Una tarde vi al tuvichá dirigirse al río y lo seguí para hablar con él a solas.
Le conté que nos habíamos retrasado mucho y que ya no nos sería posible encontrar al hombre que buscábamos antes de que este llegara a Potosí, como llaman los blancos a la tekoa de la montaña de plata.
—Yo os facilitaré una canoa y víveres.
—Nosotras no estamos acostumbradas a remar, ni conocemos el río Pilcomayo. La selva es muy peligrosa para las mujeres…
—No te preocupes, pequeña Irupé, ordenaré a seis de mis guerreros que os acompañen y os defiendan.
Yo, que en realidad quería que el tuvichá me ayudase a convencer a mi madre y a Ana de que regresáramos a Asunción, dije:
—Será mejor que nos lleven río abajo… hasta una tekoa llamada Asunción. Tus guerreros no conocen la ruta hasta la montaña de plata.
—Mis guerreros saben ir —me contestó para mi sorpresa—. Hace dos generaciones, una parte de nuestra tevy se desplazó a las tierras de la montaña de plata a conquistar nuevos territorios, y tenemos muchos cuñados allí y también en las tekoas que bordean el río Pilcomayo. Conocen los meandros al dedillo y conseguirán que lleguéis a la tekoa de la montaña de plata antes de la próxima luna nueva.
Calculé que la próxima luna nueva sería dentro de unos diez o quince días, y me pareció un tiempo muy corto para llegar a Potosí. Por lo que había oído, los blancos tardan un mes o dos en remontar el Pilcomayo, pues es un río con muchos meandros y con frecuencia quedan atrapados en la maraña infranqueable de algunos tramos y deben dar la vuelta, con lo que pierden mucho tiempo.

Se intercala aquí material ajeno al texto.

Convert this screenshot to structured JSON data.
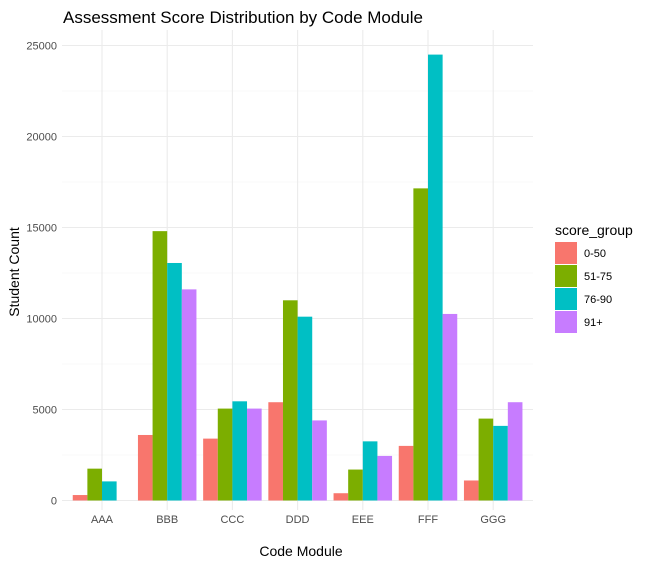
{
  "chart_data": {
    "type": "bar",
    "title": "Assessment Score Distribution by Code Module",
    "xlabel": "Code Module",
    "ylabel": "Student Count",
    "categories": [
      "AAA",
      "BBB",
      "CCC",
      "DDD",
      "EEE",
      "FFF",
      "GGG"
    ],
    "ylim": [
      0,
      25000
    ],
    "yticks": [
      "0",
      "5000",
      "10000",
      "15000",
      "20000",
      "25000"
    ],
    "grid": true,
    "legend": {
      "title": "score_group",
      "position": "right"
    },
    "series": [
      {
        "name": "0-50",
        "color": "#F8766D",
        "values": [
          300,
          3600,
          3400,
          5400,
          400,
          3000,
          1100
        ]
      },
      {
        "name": "51-75",
        "color": "#7CAE00",
        "values": [
          1750,
          14800,
          5050,
          11000,
          1700,
          17150,
          4500
        ]
      },
      {
        "name": "76-90",
        "color": "#00BFC4",
        "values": [
          1050,
          13050,
          5450,
          10100,
          3250,
          24500,
          4100
        ]
      },
      {
        "name": "91+",
        "color": "#C77CFF",
        "values": [
          0,
          11600,
          5050,
          4400,
          2450,
          10250,
          5400
        ]
      }
    ]
  }
}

Busqué a mi madre y a Ana para contarles la conversación que acababa de mantener con el tuvichá y las encontré en una roza de cultivo, a doscientas varas de la tekoa, donde un par de mujeres las enseñaban a tejer faltriqueras de fibra vegetal.
En un instante tomaron la decisión de dirigirse directamente a Potosí porque, después del retraso que llevábamos con respecto a ellos, era muy improbable que encontráramos al capitán y a fray Juan por el camino. Lo más seguro es que estuvieran a punto de llegar o ya lo hubieran hecho.
Me pidieron que les sirviera de lengua con el tuvichá para concertar la partida cuanto antes, porque la pierna de mi madre estaba ya casi curada y, si íbamos en lancha, no tendría que usarla mucho.
Al despedirnos, el tuvichá le regaló a mi madre una diadema de oro.
—Irupé me contó que los blancos apreciáis mucho este metal. Quizá te sirva para cambiarla por comida cuando llegues a la montaña de plata —dijo.
Al día siguiente, salimos con el alba. El tuvichá tenía razón, sus guerreros conocían el Pilcomayo como la palma de su mano, y navegamos río arriba sin interrupciones unos diez días. Cuando llegamos a una cordillera, los indios me dijeron que desde allí tendríamos que continuar a pie. Hacía mucho frío y a veces nos refugiábamos en aldeas chiriguanas. Los guerreros decían que sus vecinos eran sus cuñados, pero su forma de vida no se parecía mucho a la de los ava; guardaban costumbres parecidas a los aymaras y quechuas y a las de los blancos, con quienes también tenían contacto.